The Next Best Thing To Aluminum 3D Printing
We recently showed you how aluminum-based 3D printing is bringing customized objects to space. For those of us that can’t afford a 3D printer but enjoy a bit of DIY craftsmanship, here’s the next best thing. The self-proclaimed King Of Random recently put together a how-to video offering a technique that involves styrofoam, aluminum cans, and sand. The result is something pretty close to a 3D printed object, though the process is a little more dangerous than uploading to a 3D printer. From Gizmodo:
If you’re looking for a fun, high-risk weekend project, look no further: Grant Thompson, the self-styled “King of Random”, has decided to shared his method for transforming styrofoam into metal. (Spoiler: don’t try this one around your kids.)
To start, you’ll need to cut a model of your soon-t0-be metal creation out of foam. Thompson suggests using foam board from the dollar store, but foam housing insulation or craft blocks will work just as well. Once assembled, attach a thick foam riser to the top of your model, and bury it in a 5-gallon bucket filled with sand.

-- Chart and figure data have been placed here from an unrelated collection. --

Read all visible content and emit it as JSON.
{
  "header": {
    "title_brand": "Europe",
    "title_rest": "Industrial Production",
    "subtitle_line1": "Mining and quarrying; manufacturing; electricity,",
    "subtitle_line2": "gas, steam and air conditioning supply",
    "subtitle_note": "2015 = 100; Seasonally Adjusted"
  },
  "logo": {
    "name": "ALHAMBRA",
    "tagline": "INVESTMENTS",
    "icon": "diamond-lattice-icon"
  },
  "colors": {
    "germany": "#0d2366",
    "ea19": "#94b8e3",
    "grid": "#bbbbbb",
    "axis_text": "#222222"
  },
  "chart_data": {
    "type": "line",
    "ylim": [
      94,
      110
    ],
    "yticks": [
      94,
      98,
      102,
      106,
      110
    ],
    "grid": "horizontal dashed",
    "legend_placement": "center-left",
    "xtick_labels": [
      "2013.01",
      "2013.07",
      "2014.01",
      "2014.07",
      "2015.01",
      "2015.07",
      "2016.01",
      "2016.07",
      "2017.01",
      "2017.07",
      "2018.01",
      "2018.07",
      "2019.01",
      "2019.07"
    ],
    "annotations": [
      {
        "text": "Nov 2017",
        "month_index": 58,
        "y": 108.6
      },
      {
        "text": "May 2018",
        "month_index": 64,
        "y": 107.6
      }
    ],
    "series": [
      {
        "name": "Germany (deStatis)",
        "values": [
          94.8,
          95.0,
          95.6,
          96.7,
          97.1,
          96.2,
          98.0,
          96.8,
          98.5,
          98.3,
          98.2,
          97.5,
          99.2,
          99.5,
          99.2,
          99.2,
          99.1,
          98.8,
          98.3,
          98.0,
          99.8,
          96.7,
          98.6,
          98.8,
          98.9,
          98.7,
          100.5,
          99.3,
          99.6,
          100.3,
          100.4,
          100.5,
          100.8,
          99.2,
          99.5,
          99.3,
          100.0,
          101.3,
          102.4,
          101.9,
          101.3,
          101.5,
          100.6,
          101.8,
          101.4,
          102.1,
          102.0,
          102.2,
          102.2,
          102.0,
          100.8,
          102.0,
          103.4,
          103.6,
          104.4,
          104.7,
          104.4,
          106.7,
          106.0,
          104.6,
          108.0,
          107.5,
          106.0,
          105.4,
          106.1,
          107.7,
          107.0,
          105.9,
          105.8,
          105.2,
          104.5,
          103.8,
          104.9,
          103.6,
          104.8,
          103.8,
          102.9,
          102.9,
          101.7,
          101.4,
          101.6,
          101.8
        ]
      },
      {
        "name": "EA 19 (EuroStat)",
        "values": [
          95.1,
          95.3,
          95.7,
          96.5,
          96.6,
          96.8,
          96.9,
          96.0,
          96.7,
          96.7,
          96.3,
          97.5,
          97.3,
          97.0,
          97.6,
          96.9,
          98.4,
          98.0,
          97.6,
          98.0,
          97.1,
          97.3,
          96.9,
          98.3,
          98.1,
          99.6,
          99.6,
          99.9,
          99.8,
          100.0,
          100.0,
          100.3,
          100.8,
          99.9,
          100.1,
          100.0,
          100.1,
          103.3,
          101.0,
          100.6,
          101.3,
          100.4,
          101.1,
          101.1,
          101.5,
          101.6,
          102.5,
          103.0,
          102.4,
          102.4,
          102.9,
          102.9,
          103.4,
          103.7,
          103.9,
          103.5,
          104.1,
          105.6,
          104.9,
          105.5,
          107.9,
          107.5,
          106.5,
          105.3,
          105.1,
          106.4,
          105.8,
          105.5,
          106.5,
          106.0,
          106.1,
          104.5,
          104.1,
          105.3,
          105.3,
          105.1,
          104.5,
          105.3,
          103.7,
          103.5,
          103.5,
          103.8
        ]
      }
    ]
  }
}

Next you’ll have to fire up your homemade metal foundry (if you’ve never made one before, Thompson’s got you covered). Now melt down some aluminum cans and pour the molten metal over your buried foam cast, taking care not to splash anything on yourself. The foam, Thompson explains, will vaporize instantly as liquid aluminum rushes in to take its place. Within a few minutes, your sculpture should be cool enough to remove. Do so carefully, using pliers. You can then polish up your new creation and place it prominently on display.